Finite State Automata and Finite State Transducers

Introduction to Finite State Automata (FSA)

• FSAs are formal mathematical objects, specifically deterministic finite state automata (DFSA).
• To qualify as a DFSA, every node must have arcs labeled with each input symbol from the alphabet departing from it.

Characteristics of DFAs

• Example:
  • Node 0: must have arcs labeled with input symbols like "lack".
  • Node 1: must have arcs for input symbols like "back", "t", "s", etc.
• The differences in automata lead to variations but maintain strict definitions.

Formal Definitions

• Finite state automata accept a finite set of strings; for example, the language includes strings like "black", "back", "track", "rack", and "sack".
• Equivalent finite automata have the same language acceptance, even if one has empty string transitions and the other does not.
• Definition of equivalence:
  • Two machines are equivalent if they accept exactly the same language.
• All finite sets of strings can be accepted by FSAs.

Regular Languages

• Infinite languages can also be accepted, known as regular languages.
• There is a one-to-one correspondence between FSAs and regular languages.

Implications of Regular Languages

• If an automaton exists, a corresponding regular language exists and vice versa.
• Proof strategy: Evidence showing that for every FSA, there exists a regular language that it accepts.

Deterministic vs. Non-Deterministic Finite State Automata

Deterministic Finite State Automata (DFSA)

• Behavior is entirely determined by the current state and consumed symbol; there is only one possible next state.
• Definition of determinism:
  • The next state of the machine is fully determined by the state and the input symbol being read.

Non-Deterministic Finite State Automata (NDFSA)

• NDFSA can have multiple possible next states for a given input at a given state.
• The non-determinism allows for flexibility in choice, but does not make it fundamentally more powerful than DFAs.
• The key theorem states that for every NDFSA, there is an equivalent DFSA that accepts the same language.
• Conversions exist between the two forms without loss of language acceptance.

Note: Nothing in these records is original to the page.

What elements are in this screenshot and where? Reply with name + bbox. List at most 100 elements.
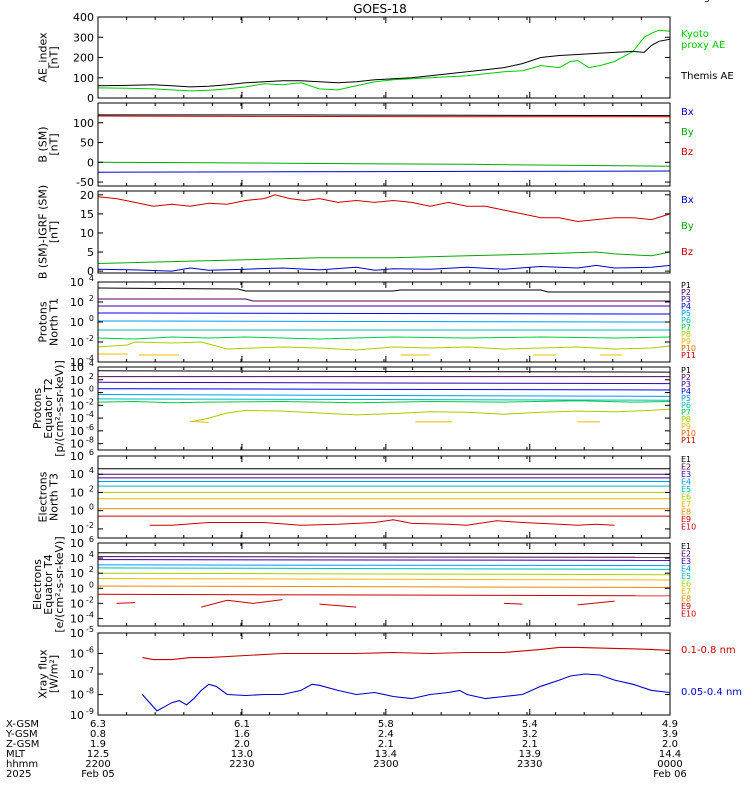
legend-entry: P1 — [681, 366, 691, 375]
y-tick-label: 10 — [70, 296, 84, 309]
y-tick-label: 10 — [70, 387, 84, 400]
y-tick-label: 10 — [70, 316, 84, 329]
series-line-p7 — [97, 336, 671, 340]
panel-3: 0 5 10 15 20 B (SM)-IGRF (SM)[nT] Bx By Bz — [37, 185, 694, 279]
y-axis-label: B (SM) — [37, 126, 50, 162]
y-tick-label: 10 — [70, 612, 84, 625]
series-line-p8 — [97, 341, 671, 351]
x-row-label: Y-GSM — [5, 729, 38, 740]
y-tick-exponent: -4 — [86, 410, 94, 419]
y-tick-label: 10 — [70, 276, 84, 289]
legend-entry: E8 — [681, 595, 691, 604]
y-axis-label: North T1 — [48, 298, 61, 346]
y-tick-label: 0 — [87, 156, 94, 169]
plot-frame — [97, 542, 671, 627]
y-tick-label: 10 — [70, 537, 84, 550]
y-tick-label: 10 — [70, 425, 84, 438]
plot-frame — [97, 366, 671, 451]
series-line-e5 — [97, 567, 671, 570]
series-line-by — [97, 161, 671, 167]
legend-entry: E2 — [681, 550, 691, 559]
y-tick-label: 400 — [73, 11, 94, 24]
series-line-bx — [97, 170, 671, 173]
y-tick-label: -50 — [76, 176, 94, 189]
legend-entry: P10 — [681, 344, 696, 353]
series-line-e9 — [97, 593, 671, 597]
legend-entry: Kyoto — [681, 29, 709, 40]
y-tick-label: 10 — [70, 689, 84, 702]
y-axis-label: [e/(cm²-s-sr-keV)] — [53, 536, 66, 632]
series-line-e7 — [97, 578, 671, 581]
x-tick-value: 3.2 — [522, 729, 538, 740]
y-tick-exponent: 2 — [89, 565, 94, 574]
x-tick-value: 13.0 — [231, 749, 253, 760]
series-line-e4 — [97, 564, 671, 567]
y-tick-label: 10 — [70, 648, 84, 661]
y-tick-exponent: -5 — [86, 625, 94, 634]
series-line-p7 — [97, 400, 671, 404]
x-tick-value: 2.1 — [378, 739, 394, 750]
x-tick-value: 13.4 — [375, 749, 397, 760]
series-line-bx — [97, 264, 671, 272]
y-axis-label: B (SM)-IGRF (SM) — [37, 185, 50, 279]
series-line-p4 — [97, 388, 671, 391]
legend-entry: P7 — [681, 408, 691, 417]
legend-entry: E1 — [681, 455, 691, 464]
x-tick-value: 2.0 — [662, 739, 678, 750]
y-tick-exponent: -2 — [86, 521, 94, 530]
y-tick-exponent: 4 — [89, 359, 94, 368]
y-tick-exponent: 4 — [89, 550, 94, 559]
legend-entry: P2 — [681, 373, 691, 382]
series-line-e10 — [116, 602, 135, 604]
y-tick-exponent: -6 — [86, 423, 94, 432]
series-line-kyoto-proxy-ae — [97, 29, 671, 92]
y-tick-exponent: -8 — [86, 687, 94, 696]
x-tick-value: 5.4 — [522, 719, 538, 730]
x-tick-value: 2.1 — [522, 739, 538, 750]
y-tick-label: 10 — [80, 227, 94, 240]
legend-entry: P7 — [681, 323, 691, 332]
series-line-p6 — [97, 398, 671, 401]
y-axis-label: Electrons — [37, 471, 50, 522]
y-tick-exponent: 2 — [89, 484, 94, 493]
x-tick-value: 4.9 — [662, 719, 678, 730]
y-axis-label: [nT] — [48, 221, 61, 243]
y-axis-label: AE_index — [37, 32, 50, 83]
series-line-e10-seg3 — [503, 602, 523, 605]
legend-entry: 0.1-0.8 nm — [681, 645, 736, 656]
legend-entry: P3 — [681, 380, 691, 389]
y-tick-exponent: 0 — [89, 503, 94, 512]
x-tick-value: 2.4 — [378, 729, 394, 740]
y-tick-exponent: -7 — [86, 666, 94, 675]
x-tick-value: 1.6 — [234, 729, 250, 740]
series-line-e10 — [149, 519, 615, 526]
y-tick-exponent: -4 — [86, 610, 94, 619]
legend-entry: P1 — [681, 281, 691, 290]
legend-entry: E7 — [681, 587, 691, 596]
legend-entry: By — [681, 221, 694, 232]
y-axis-label: Protons — [31, 388, 44, 429]
series-line-p1 — [97, 370, 671, 373]
legend-entry: E10 — [681, 610, 696, 619]
y-tick-exponent: 4 — [89, 466, 94, 475]
legend-entry: P9 — [681, 337, 691, 346]
y-tick-label: 10 — [70, 361, 84, 374]
legend-entry: E3 — [681, 470, 691, 479]
legend-entry: E4 — [681, 478, 691, 487]
series-line-e6 — [97, 572, 671, 576]
y-axis-label: Electrons — [31, 559, 44, 610]
legend-entry: E2 — [681, 463, 691, 472]
x-tick-value: 3.9 — [662, 729, 678, 740]
x-row-label: MLT — [6, 749, 26, 760]
y-tick-exponent: -2 — [86, 397, 94, 406]
legend-entry: E7 — [681, 500, 691, 509]
x-row-label: 2025 — [6, 769, 31, 780]
y-tick-label: 10 — [70, 597, 84, 610]
y-tick-label: 200 — [73, 52, 94, 65]
y-axis-label: Equator T4 — [42, 554, 55, 614]
x-tick-value: 1.9 — [90, 739, 106, 750]
y-tick-exponent: 4 — [89, 274, 94, 283]
y-tick-label: 10 — [70, 399, 84, 412]
plot-frame — [97, 16, 671, 99]
series-line-p5 — [97, 394, 671, 397]
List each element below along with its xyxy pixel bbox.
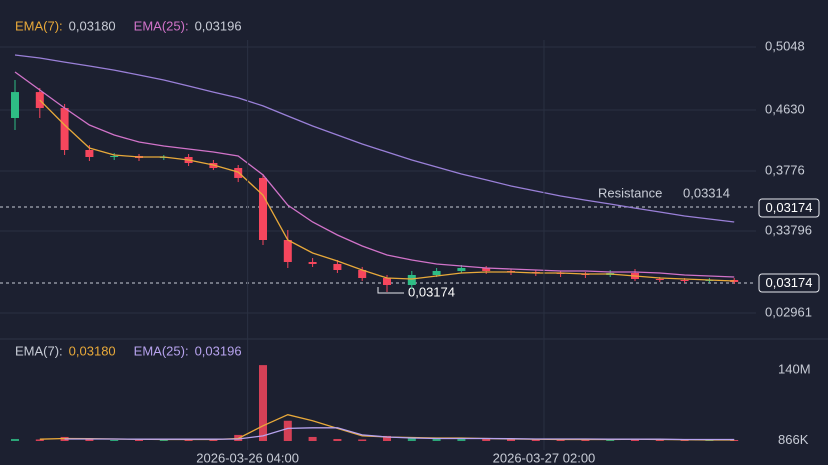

Example of a Finite State Automaton

• Definition and Drawing: A machine with five states labeled 0, 1, 2, 3, and 4, where state 0 is the start state and state 4 is the only final state.
• Input symbols can vary (e.g., English words):
  • Examples of transitions from the machine based on given inputs such as "dog", "cat", and others.

Accepting Strings

• Conditions for acceptance:
  1. The entire string must be consumed by the automaton.
  2. The automaton must reach a final state.
• Example strings:
  • "The dogs eat": Accepted (sequence ends in final state).
  • "The cats eat" and "The dog eats": Accepted or rejected depending on state transitions.
  • Valid configurations must match the number distinctions in nouns and verbs.

Designing Machines with Output: Mealy and Moore Machines

Mealy Machines

• Output is linked to state transitions.
• Example: Transition from one state to another while producing an output symbol.
• Representation includes input and output on arcs during transitions.

Moore Machines

• Output is tied to states rather than transitions.
• Upon reaching a state, the output is produced.
• Components include nodes that indicate outputs when states are reached.

Finite State Transducers

• Finite state transducers extend the concept of FSAs to have two tapes: one for input and one for output.
• Structure remains similar to FSAs with the addition of an output alphabet included in the state transition function.
• Transitions are handled via mapping from inputs in different states and the corresponding outputs produced.

Applications of Finite State Machines

• Language recognition, translation between languages, and processing inputs in systems are practical uses.
• Example: A transducer could be used to translate between English and German, capturing both languages in state transitions.